James is concerned with the suffering of his community, particularly that pain caused by economic and social injustice at work in the world and in the experience of himself and his readers.  James establishes a clear connection between deep spirituality and a struggle for justice--economic and social. James points out that the struggle for justice occurs even inside the church. 

What will follow is a non-technical narrative interpretation of this important piece of Christian literature written in response to what James and his community observed.


James 1:1-4
New Revised Standard Version (NRSV)


James, a servant of God and of the Lord Jesus Christ,

To the twelve tribes in the Dispersion: Greetings.

Clearly, James writes as a follower of his very own brother, Jesus.  He positions himself, not as a sibling, but as a "servant" of the Christ.  This is especially significant since he writes to Jewish people ("the twelve tribes"), such as himself, who have chosen to follow Jesus as the promised Messiah.  The image of "dispersion" suggests a scattered reality and an alienated community experiencing discomfort and difficulty, even possibly the homelessness of an alien people in a land of uncertainty.

Faith and Wisdom

My brothers and sisters, whenever you face trials of any kind, consider it nothing but joy, because you know that the testing of your faith produces endurance; and let endurance have its full effect, so that you may be mature and complete, lacking in nothing.

The community to which James addresses his remarks knows suffering firsthand.  No doubt some were beginning to suffer due to their new faith/religious alignment.  The fact that James leads with his subject indicates that suffering is a pressing issue for his readers.  Apparently, pain and difficulty have become a part of normal life for these readers.  The pain tested those who experienced it.  No doubt, some were tempted to give up, to turn back, or to be resigned to the systems and the powers responsible for the "trials." 

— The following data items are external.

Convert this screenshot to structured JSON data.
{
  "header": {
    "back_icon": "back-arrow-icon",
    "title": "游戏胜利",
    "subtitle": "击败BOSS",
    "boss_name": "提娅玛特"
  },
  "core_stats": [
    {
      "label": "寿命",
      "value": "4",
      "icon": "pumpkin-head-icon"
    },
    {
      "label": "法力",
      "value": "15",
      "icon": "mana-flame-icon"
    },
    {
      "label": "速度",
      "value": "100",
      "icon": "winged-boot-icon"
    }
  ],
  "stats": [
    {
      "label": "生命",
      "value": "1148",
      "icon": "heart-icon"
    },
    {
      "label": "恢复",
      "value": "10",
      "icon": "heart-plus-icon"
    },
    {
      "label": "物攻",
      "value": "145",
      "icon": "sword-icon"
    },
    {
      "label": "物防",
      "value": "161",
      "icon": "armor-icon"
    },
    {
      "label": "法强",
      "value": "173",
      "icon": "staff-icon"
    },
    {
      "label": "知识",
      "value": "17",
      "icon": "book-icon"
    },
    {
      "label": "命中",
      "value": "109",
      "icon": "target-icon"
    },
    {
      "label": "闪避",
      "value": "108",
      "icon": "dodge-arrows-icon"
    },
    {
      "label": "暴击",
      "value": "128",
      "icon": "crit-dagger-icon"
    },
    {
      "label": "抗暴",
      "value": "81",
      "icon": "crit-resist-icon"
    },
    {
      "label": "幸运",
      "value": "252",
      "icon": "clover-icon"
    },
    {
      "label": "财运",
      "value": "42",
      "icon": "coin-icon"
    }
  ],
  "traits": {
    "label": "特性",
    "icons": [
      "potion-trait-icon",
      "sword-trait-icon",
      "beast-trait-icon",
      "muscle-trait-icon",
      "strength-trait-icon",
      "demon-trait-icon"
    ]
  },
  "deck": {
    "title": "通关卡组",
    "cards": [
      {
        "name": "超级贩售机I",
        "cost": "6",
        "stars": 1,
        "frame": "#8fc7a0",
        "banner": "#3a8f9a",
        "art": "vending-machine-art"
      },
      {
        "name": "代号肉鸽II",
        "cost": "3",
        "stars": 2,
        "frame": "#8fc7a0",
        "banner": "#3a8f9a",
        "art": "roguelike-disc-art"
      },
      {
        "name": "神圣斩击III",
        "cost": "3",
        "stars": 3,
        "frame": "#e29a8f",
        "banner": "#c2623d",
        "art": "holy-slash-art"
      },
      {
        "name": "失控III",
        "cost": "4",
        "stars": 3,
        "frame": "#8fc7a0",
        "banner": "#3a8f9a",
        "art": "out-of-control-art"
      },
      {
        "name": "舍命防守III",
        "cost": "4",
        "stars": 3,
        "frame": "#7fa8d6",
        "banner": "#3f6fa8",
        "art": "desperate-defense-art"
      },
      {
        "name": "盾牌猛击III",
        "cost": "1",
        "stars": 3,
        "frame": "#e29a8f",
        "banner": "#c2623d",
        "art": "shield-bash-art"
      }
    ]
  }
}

James reframes suffering by pointing out the benefits  or the positive results of going through hard times, no matter who or what the cause--"trials of any kind."  Suffering should give way only to  joy.  This seems a strange claim, but I expect we've all seen this played out in life again and again.  The joy is rooted in the effect of suffering:  faith is tested, endurance is produced.  When allowed to engage fully, endurance leads to maturity.  Life fills up and is complete or whole.  The bottom line:  this understanding of suffering positions the one who suffers in a place of total abundance where nothing is lacking, even in the press of discrimination and poverty.

How often, working in the inner city, I've witnessed this kind of faith take root and flourish.  The suffering is beyond real for the impoverished.  Still, I've never witnessed such joy, a joy that grows from undeniable endurance, perseverance and character.  The result can be seen in the life of the poorest exhibiting the truth and power of a life that "has it all."  The joy leads to sharing.  The testing leads to amazing strength.  The endurance shocks me whenever I see it. 

Recently, I attended a WorkPaths graduation ceremony.  Eighteen men received certificates of completion in a 13-week, construction trades training program.  So far, nine of these graduates have found jobs.  Here we have very poor men and families, many just out of prison living with a stent in prison on their resumes.  Men who've made mistakes.  Men who've been unfairly treated and brushed aside as useless. 

But as the ceremony progressed, I felt a rallying of spirit and I witnessed spontaneous outbursts of joy and hope.  I saw evidence of endurance and character.  Pressed down, but not defeated.  Oppressed but refusing to give up. 

Injustice creates systems and circumstance filled with unfairness, discrimination, marginalization and despair. 

Faith results in courageous action.

This is where James begins, but it's only the beginning and not nearly the whole story!